The residential sector appears to be fully valued; however, there are a few specialty REITs that I decided to include to gain exposure. I like American Campus Communities (ACC) in the campus housing sector, and UMH Properties (UMH) in the manufactured housing sector.
The healthcare sector is continuing to provide reliable and consistent results. I like Ventas (VTR) and Omega Healthcare (OHI). Also, I decided to include Healthcare Trust of America (HTA) -- a new publicly-listed REIT that promises strong growth and an above average dividend (of 6.2 percent).
The remaining three REITs are more specialized. They include Digital Realty (DLR), American Realty Capital Properties (ARCP), and W.P. Carey (WPC). Note, W.P. Carey is not currently a REIT, but the company has announced that it would qualify as REIT later this year. Therefore, I included the company in the portfolio (but not in the graph below).
Let's Get Started
In a recent REIT.com interview, Professor Israelsen describes his trademark 7Twelve™ portfolio strategy and, unlike traditional two-asset 60/40 balanced funds, the 7Twelve™ balanced strategy utilizes multiple asset classes to enhance performance and reduce risk. He explains:
The whole idea of "alternative" is kind of a curiosity to me. What's considered an alternative presupposes that there is an agreed upon baseline asset class. One could argue just to be provocative that real estate is that core asset class and that based on returns everything else is alternative -- REITs have generated the highest returns over the last 40 years.

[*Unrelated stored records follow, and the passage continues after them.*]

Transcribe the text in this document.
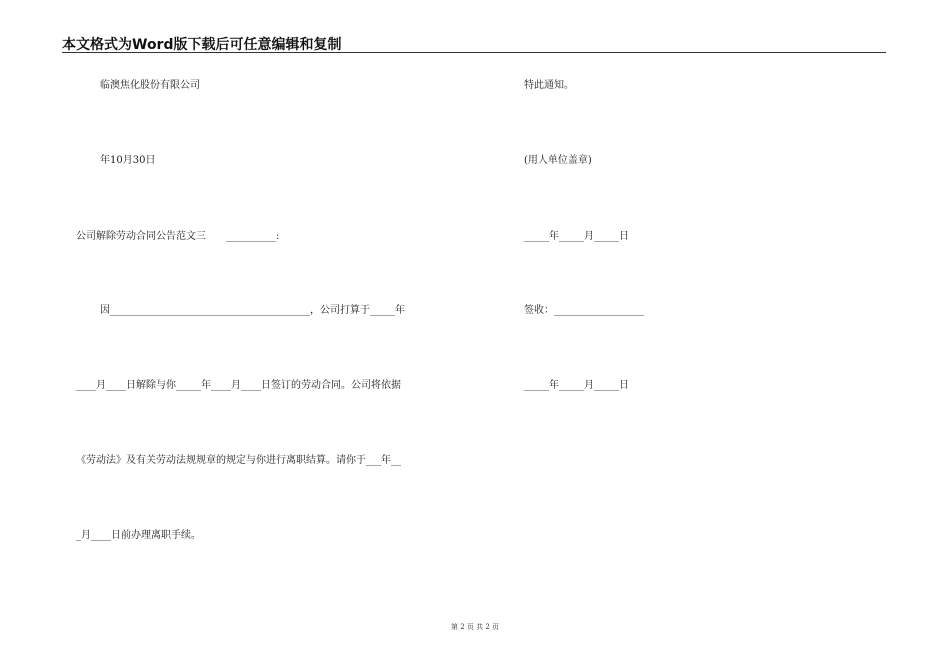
本文格式为Word版下载后可任意编辑和复制
临澳焦化股份有限公司
年10月30日
公司解除劳动合同公告范文三　　__________:
因________________________________________，公司打算于_____年
____月____日解除与你_____年____月____日签订的劳动合同。公司将依据
《劳动法》及有关劳动法规规章的规定与你进行离职结算。请你于___年__
_月____日前办理离职手续。
特此通知。
(用人单位盖章)
_____年_____月_____日
签收：__________________
_____年_____月_____日
第 2 页 共 2 页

Presumably, the assumption is that U.S. large cap equities are the bedrock asset class. That's not a ridiculous assumption, but it is an assumption. Somehow, other types of asset classes are presently labeled alternative. Traditionally, REITs have been put in that group.
REITs have been around long enough and generated solid enough returns that I don't view REITs as an alternative class. I view them as a core asset class.
REITs paid out approximately $22 billion in dividends in 2011, and this is indicative of the tremendous value that investors place on dividend performance. Accordingly, dividends represent over half of total returns over time, and this represents a very substantial income component of return -- making REITs a very desirable sector for investors.
My "salsa" portfolio delivers a weighted average dividend yield of 5.1 percent, and the overall portfolio is extremely well-balanced across sectors, revenue, and geography.
REIT investors can choose from three basic and very different approaches toward building a REIT portfolio -- you can do the research yourself; you can rely on a professional such as a stockbroker, financial planner, or investment adviser; or you can buy REIT mutual funds or ETFs (I will explore that topic later in the month). Regardless of your decision, make sure to follow the words of wisdom explained by Howard Marks (in his book, The Most Important Thing):
When you boil it all down, it's the investor's job to intelligently bear risk for profit. Doing it well is what separates the best from the rest.